FXStreet (Mumbai) – Cheaper oil and Western sanctions still weigh on Russia’s GDP outlook, which may shave 9% off the country’s GDP, the International Monetary Fund (IMF) said in a recent report.

The Fund estimated the immediate effect of sanctions and counter-sanctions could wipe between 1 and 1.5% off GDP, but the cumulative loss in output could reach 9% over the medium term.

Key Findings:

“The effects of sanctions in terms of external access to financial markets and new investment technology will linger.”

“Slow-moving structural reforms, sluggish investment and adverse population dynamics are all part of the picture,”

“The external shocks, added to pre-existing structural weaknesses, are certainly weighing on Russia’s growth prospects. Maintaining a prudent fiscal policy and reviving slow-moving structural reforms could help unlock Russia’s growth potential.”

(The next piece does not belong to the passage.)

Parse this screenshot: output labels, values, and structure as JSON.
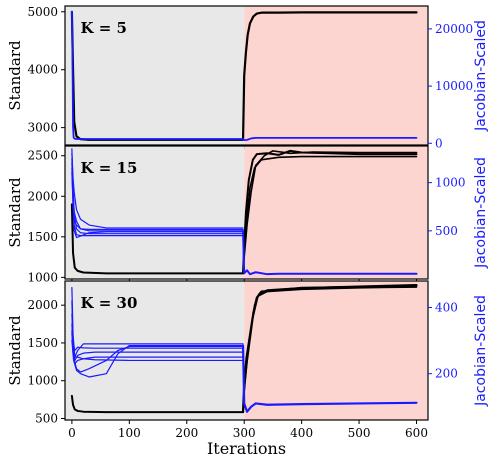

As for monetary policy, the IMF said that in response to external shocks “the Central Bank of Russia appropriately allowed the ruble to float, setting its medium-term target for inflation at 4%.”

“Monetary policy normalization should continue at a prudent pace, commensurate with declines in inflation and inflation expectations, while carefully assessing the likelihood of upside risks to inflation.”

Cheaper oil and Western sanctions still weigh on Russia’s GDP outlook, which may shave 9% off the country’s GDP, the International Monetary Fund (IMF) said in a recent report.